Il était une fois un diablotin occitan, vestige du folklore de Haute-Auvergne (1). Un petit farceur cornu hilare à l'idée de remuer l'imaginaire de ses contemporains.
C'était il y a trente ans. Depuis, chaque année, en novembre, le diablotin se réveille et vient tirer les Cantaliens de leur somnolence hivernale, le temps de Rapatonadas désormais bien ancrées dans l'agenda de la saison.
Fidèles
Et même si, en Auvergne, l'occitan a peu à peu perdu de sa superbe, s'usant de n'être plus utilisé, la culture et la langue continuent de résister, portées à bras-le-corps par de nombreux et infatigables fidèles (2).
Comme ceux de l'Institut d'études occitanes (IEO) du Cantal, organisateur de l'événement, toujours aussi enthousiastes à l'orée de cette 30e édition qui se tiendra à partir de demain et jusqu'au 28 novembre, à Aurillac et dans le Cantal.
« C'est une édition exceptionnelle ! », s'enthousiasme Bruno Duranton, président de l'IEO. « Et cet anniversaire porte les Rapatonadas au rang de l'un des plus anciens festivals de l'Hexagone. »
D'autant que les racines de l'événement n'ont jamais été hypothéquées sur l'autel de la longévité : « Le but, c'est toujours de porter une culture vivante, et surtout de n'exclure personne, continue Bruno Duranton. Il s'agit de convivialité, de partage de la culture occitane avec les autres cultures, c'est pour cela que l'on parle plus de fête que de festival. Ce n'est absolument pas réservé aux seuls occitanophones ! ». Dans cette optique, tous les spectacles seront d'ailleurs bilingues, ou sous-titrés.
Côté artistique : « Nous avons voulu continuer à diversifier les formes artistiques, avec un film, une pièce de théâtre, un conte musical, une soirée sur le thème du fantastique, des débats, du chant »

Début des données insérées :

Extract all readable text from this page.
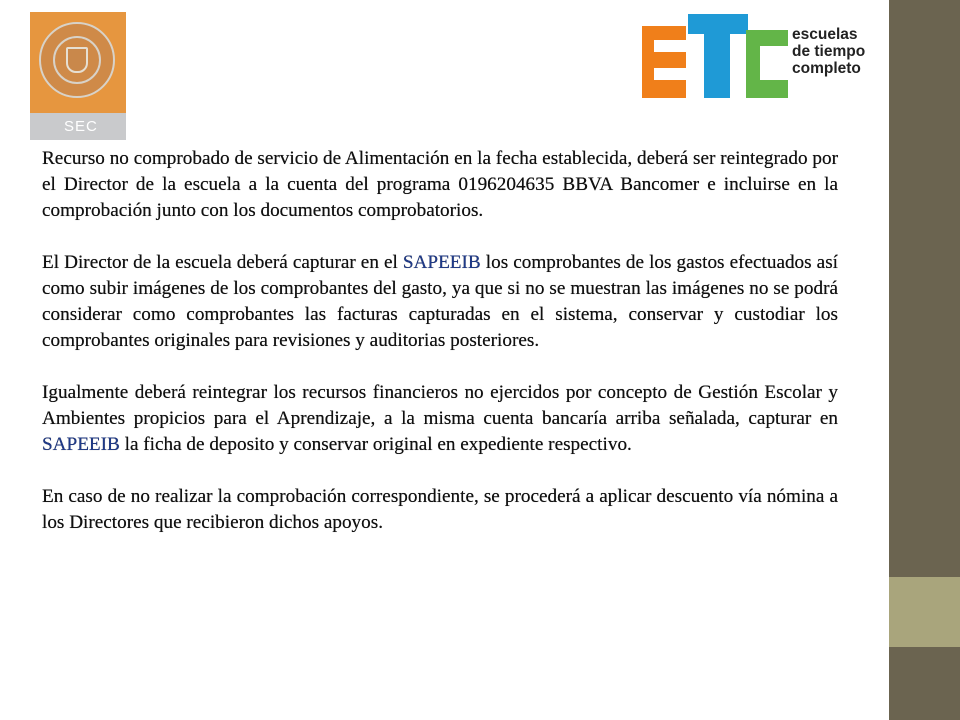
SEC
escuelas
de tiempo
completo

Recurso no comprobado de servicio de Alimentación en la fecha establecida, deberá ser reintegrado por el Director de la escuela a la cuenta del programa 0196204635 BBVA Bancomer e incluirse en la comprobación junto con los documentos comprobatorios.

El Director de la escuela deberá capturar en el SAPEEIB los comprobantes de los gastos efectuados así como subir imágenes de los comprobantes del gasto, ya que si no se muestran las imágenes no se podrá considerar como comprobantes las facturas capturadas en el sistema, conservar y custodiar los comprobantes originales para revisiones y auditorias posteriores.

Igualmente deberá reintegrar los recursos financieros no ejercidos por concepto de Gestión Escolar y Ambientes propicios para el Aprendizaje, a la misma cuenta bancaría arriba señalada, capturar en SAPEEIB la ficha de deposito y conservar original en expediente respectivo.

En caso de no realizar la comprobación correspondiente, se procederá a aplicar descuento vía nómina a los Directores que recibieron dichos apoyos.
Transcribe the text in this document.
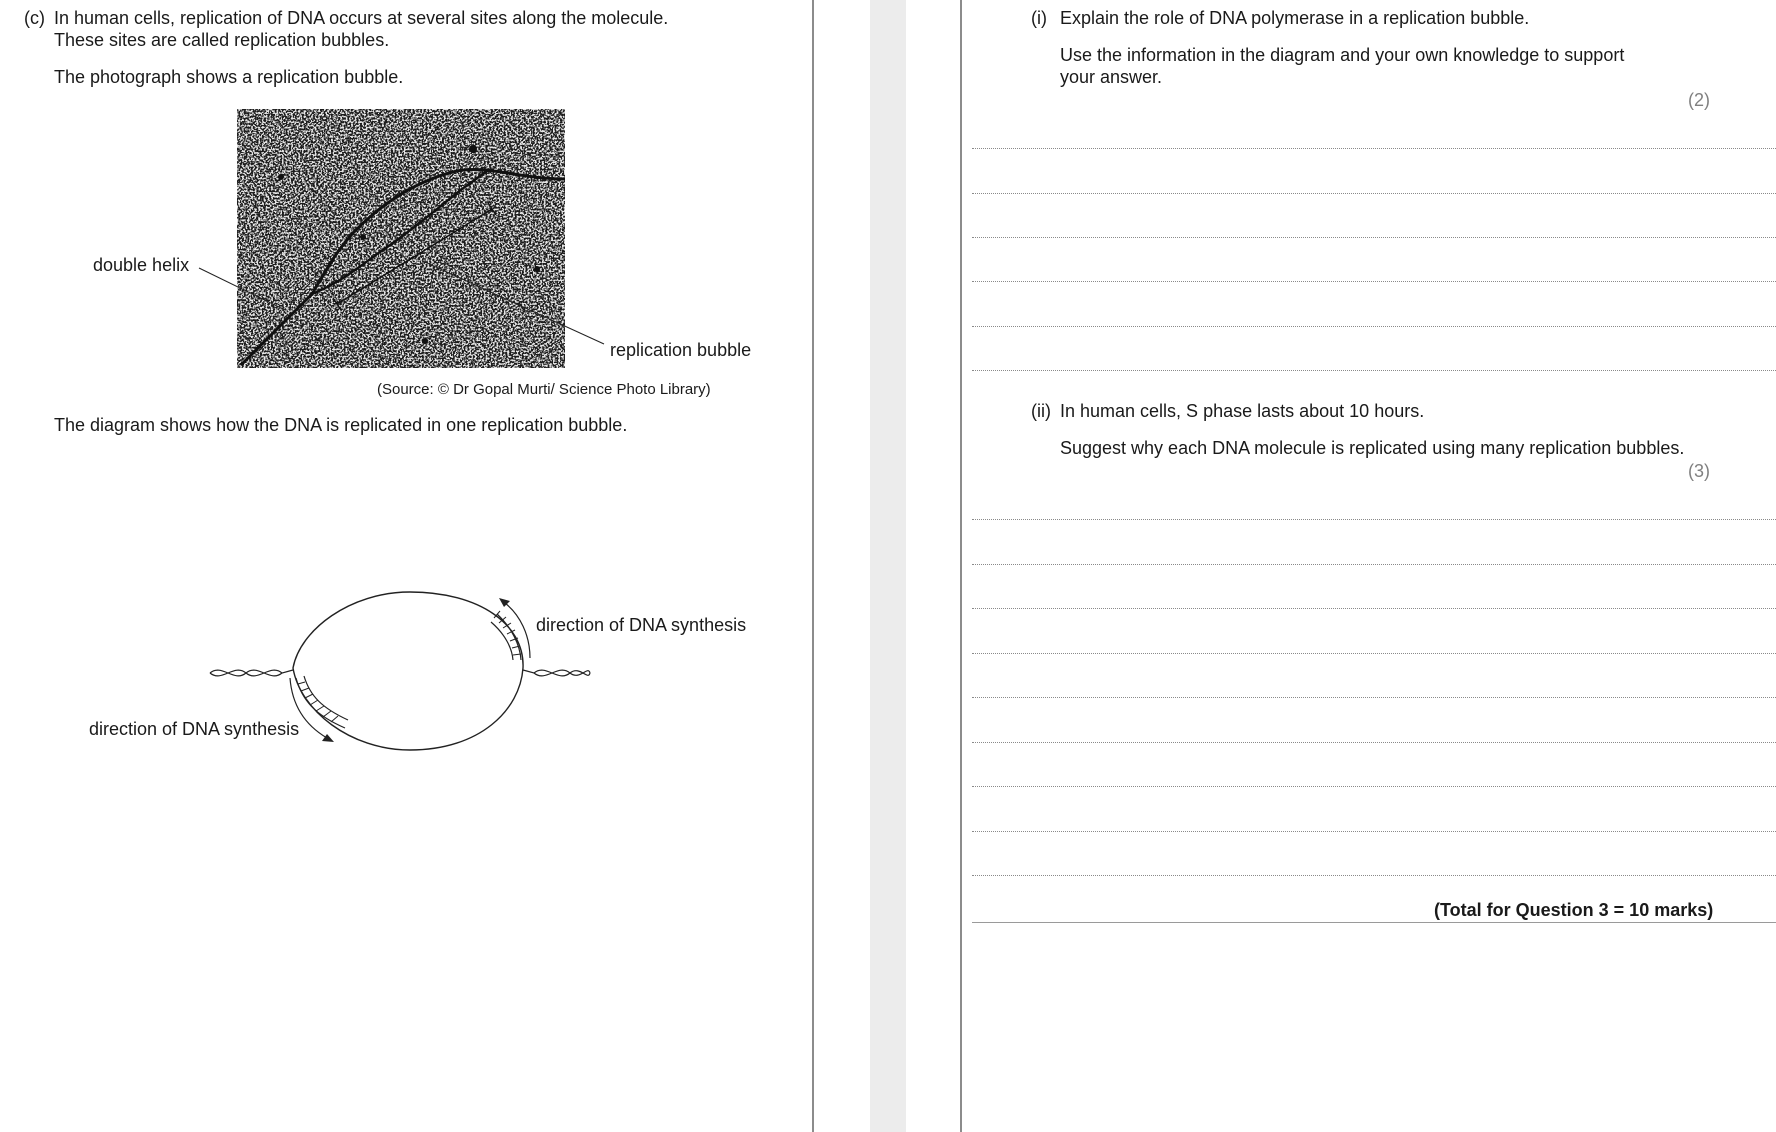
(c) In human cells, replication of DNA occurs at several sites along the molecule.
These sites are called replication bubbles.
The photograph shows a replication bubble.
double helix
replication bubble
(Source: © Dr Gopal Murti/ Science Photo Library)
The diagram shows how the DNA is replicated in one replication bubble.
direction of DNA synthesis
direction of DNA synthesis
(i) Explain the role of DNA polymerase in a replication bubble.
Use the information in the diagram and your own knowledge to support
your answer.
(2)
(ii) In human cells, S phase lasts about 10 hours.
Suggest why each DNA molecule is replicated using many replication bubbles.
(3)
(Total for Question 3 = 10 marks)
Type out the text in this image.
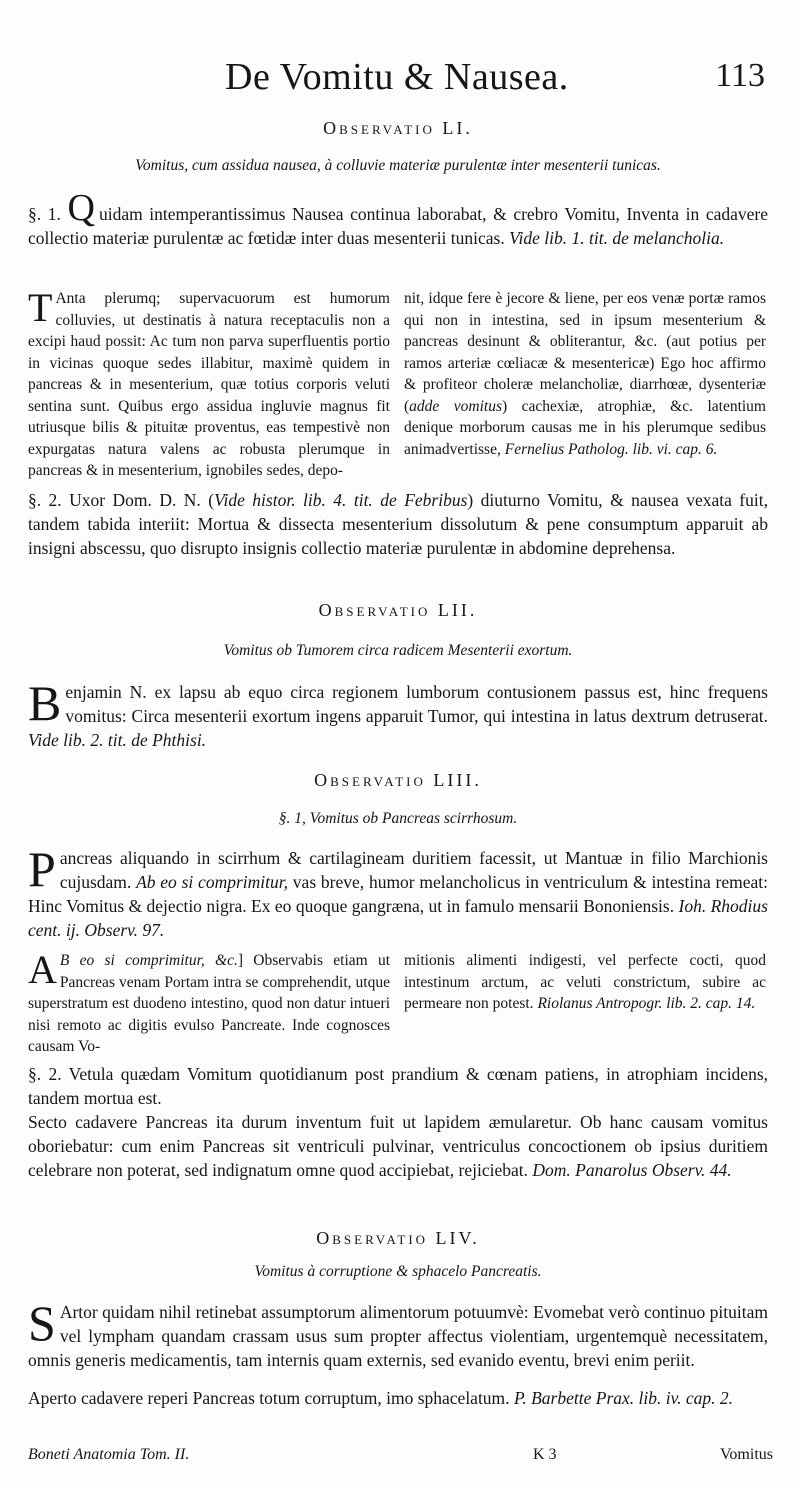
De Vomitu & Nausea.	113
Observatio LI.
Vomitus, cum assidua nausea, à colluvie materiæ purulentæ inter mesenterii tunicas.
§. 1. Q uidam intemperantissimus Nausea continua laborabat, & crebro Vomitu, Inventa in cadavere collectio materiæ purulentæ ac fœtidæ inter duas mesenterii tunicas. Vide lib. 1. tit. de melancholia.
T Anta plerumq; supervacuorum est humorum colluvies, ut destinatis à natura receptaculis non a excipi haud possit: Ac tum non parva superfluentis portio in vicinas quoque sedes illabitur, maximè quidem in pancreas & in mesenterium, quæ totius corporis veluti sentina sunt. Quibus ergo assidua ingluvie magnus fit utriusque bilis & pituitæ proventus, eas tempestivè non expurgatas natura valens ac robusta plerumque in pancreas & in mesenterium, ignobiles sedes, depo-
nit, idque fere è jecore & liene, per eos venæ portæ ramos qui non in intestina, sed in ipsum mesenterium & pancreas desinunt & obliterantur, &c. (aut potius per ramos arteriæ cœliacæ & mesentericæ) Ego hoc affirmo & profiteor choleræ melancholiæ, diarrhœæ, dysenteriæ (adde vomitus) cachexiæ, atrophiæ, &c. latentium denique morborum causas me in his plerumque sedibus animadvertisse, Fernelius Patholog. lib. vi. cap. 6.
§. 2. Uxor Dom. D. N. (Vide histor. lib. 4. tit. de Febribus) diuturno Vomitu, & nausea vexata fuit, tandem tabida interiit: Mortua & dissecta mesenterium dissolutum & pene consumptum apparuit ab insigni abscessu, quo disrupto insignis collectio materiæ purulentæ in abdomine deprehensa.
Observatio LII.
Vomitus ob Tumorem circa radicem Mesenterii exortum.
Benjamin N. ex lapsu ab equo circa regionem lumborum contusionem passus est, hinc frequens vomitus: Circa mesenterii exortum ingens apparuit Tumor, qui intestina in latus dextrum detruserat. Vide lib. 2. tit. de Phthisi.
Observatio LIII.
§. 1, Vomitus ob Pancreas scirrhosum.
Pancreas aliquando in scirrhum & cartilagineam duritiem facessit, ut Mantuæ in filio Marchionis cujusdam. Ab eo si comprimitur, vas breve, humor melancholicus in ventriculum & intestina remeat: Hinc Vomitus & dejectio nigra. Ex eo quoque gangræna, ut in famulo mensarii Bononiensis. Ioh. Rhodius cent. ij. Observ. 97.
A B eo si comprimitur, &c.] Observabis etiam ut Pancreas venam Portam intra se comprehendit, utque superstratum est duodeno intestino, quod non datur intueri nisi remoto ac digitis evulso Pancreate. Inde cognosces causam Vo-
mitionis alimenti indigesti, vel perfecte cocti, quod intestinum arctum, ac veluti constrictum, subire ac permeare non potest. Riolanus Antropogr. lib. 2. cap. 14.
§. 2. Vetula quædam Vomitum quotidianum post prandium & cœnam patiens, in atrophiam incidens, tandem mortua est.
Secto cadavere Pancreas ita durum inventum fuit ut lapidem æmularetur. Ob hanc causam vomitus oboriebatur: cum enim Pancreas sit ventriculi pulvinar, ventriculus concoctionem ob ipsius duritiem celebrare non poterat, sed indignatum omne quod accipiebat, rejiciebat. Dom. Panarolus Observ. 44.
Observatio LIV.
Vomitus à corruptione & sphacelo Pancreatis.
S Artor quidam nihil retinebat assumptorum alimentorum potuumvè: Evomebat verò continuo pituitam vel lympham quandam crassam usus sum propter affectus violentiam, urgentemquè necessitatem, omnis generis medicamentis, tam internis quam externis, sed evanido eventu, brevi enim periit.
Aperto cadavere reperi Pancreas totum corruptum, imo sphacelatum. P. Barbette Prax. lib. iv. cap. 2.
Boneti Anatomia Tom. II.	K 3	Vomitus
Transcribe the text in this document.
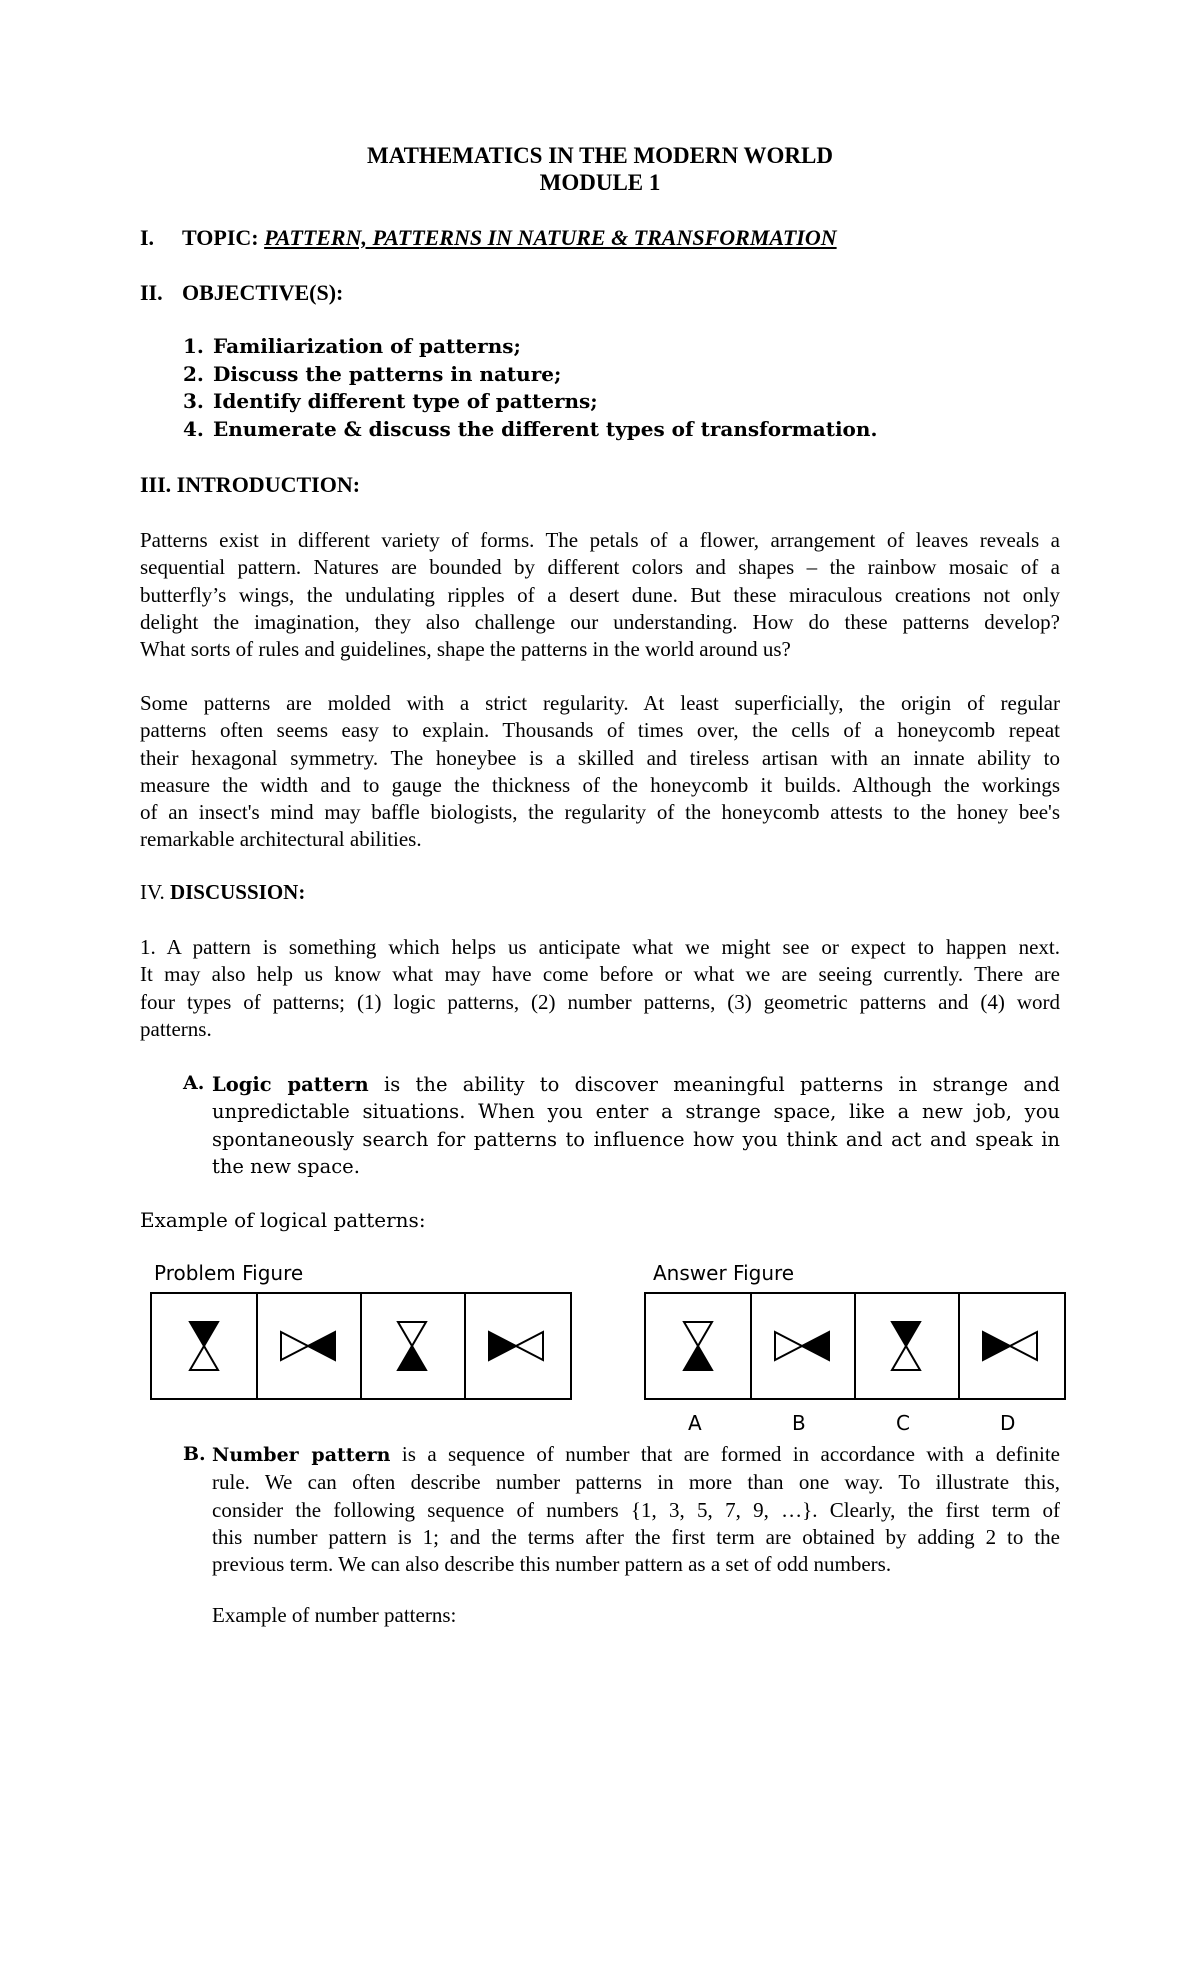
MATHEMATICS IN THE MODERN WORLD
MODULE 1
I. TOPIC: PATTERN, PATTERNS IN NATURE & TRANSFORMATION
II. OBJECTIVE(S):
1. Familiarization of patterns;
2. Discuss the patterns in nature;
3. Identify different type of patterns;
4. Enumerate & discuss the different types of transformation.
III. INTRODUCTION:
Patterns exist in different variety of forms. The petals of a flower, arrangement of leaves reveals a
sequential pattern. Natures are bounded by different colors and shapes – the rainbow mosaic of a
butterfly’s wings, the undulating ripples of a desert dune. But these miraculous creations not only
delight the imagination, they also challenge our understanding. How do these patterns develop?
What sorts of rules and guidelines, shape the patterns in the world around us?
Some patterns are molded with a strict regularity. At least superficially, the origin of regular
patterns often seems easy to explain. Thousands of times over, the cells of a honeycomb repeat
their hexagonal symmetry. The honeybee is a skilled and tireless artisan with an innate ability to
measure the width and to gauge the thickness of the honeycomb it builds. Although the workings
of an insect's mind may baffle biologists, the regularity of the honeycomb attests to the honey bee's
remarkable architectural abilities.
IV. DISCUSSION:
1. A pattern is something which helps us anticipate what we might see or expect to happen next.
It may also help us know what may have come before or what we are seeing currently. There are
four types of patterns; (1) logic patterns, (2) number patterns, (3) geometric patterns and (4) word
patterns.
A. Logic pattern is the ability to discover meaningful patterns in strange and
unpredictable situations. When you enter a strange space, like a new job, you
spontaneously search for patterns to influence how you think and act and speak in
the new space.
Example of logical patterns:
Problem Figure	Answer Figure
A	B	C	D
B. Number pattern is a sequence of number that are formed in accordance with a definite
rule. We can often describe number patterns in more than one way. To illustrate this,
consider the following sequence of numbers {1, 3, 5, 7, 9, …}. Clearly, the first term of
this number pattern is 1; and the terms after the first term are obtained by adding 2 to the
previous term. We can also describe this number pattern as a set of odd numbers.
Example of number patterns:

Fidèles à leurs origines, les Rapatonadas n'en ont pas oublié pour autant de monter dans le train de la modernité : « Vendredi soir, nous proposerons un dispositif original, avec un conte associé à la musique et aux arts plastiques ».
Dans le Cantal
Pendant six jours, la bonne parole occitane sera ainsi dispensée à Aurillac, mais également dans quelques communes du Cantal, dans le cadre de Scènes en partage, dispositif culturel porté par le conseil général. « C'est une belle marque de reconnaissance de la part de la collectivité, car nous sommes la seule association à participer. »
Enfin, parallèlement à la programmation officielle, les Rapatonadas proposeront des stages de découverte et de pratique du conte, des séances à destination des enfants et des lycéens, des interventions dans les maisons de retraite n
(1) Les origines du nom « rapatonadas » (prononcer rapatounades) sont issues du mot occitan « rapaton », surnom populaire du diable en Haute Auvergne. Mais il s'agit d'un diable farceur, espiègle, en accord avec l'esprit des fêtes du conte.
(2) Le 22 septembre 2010, l'occitan a été reconnu comme langue officielle en Catalogne, au même titre que le catalan et le castillan.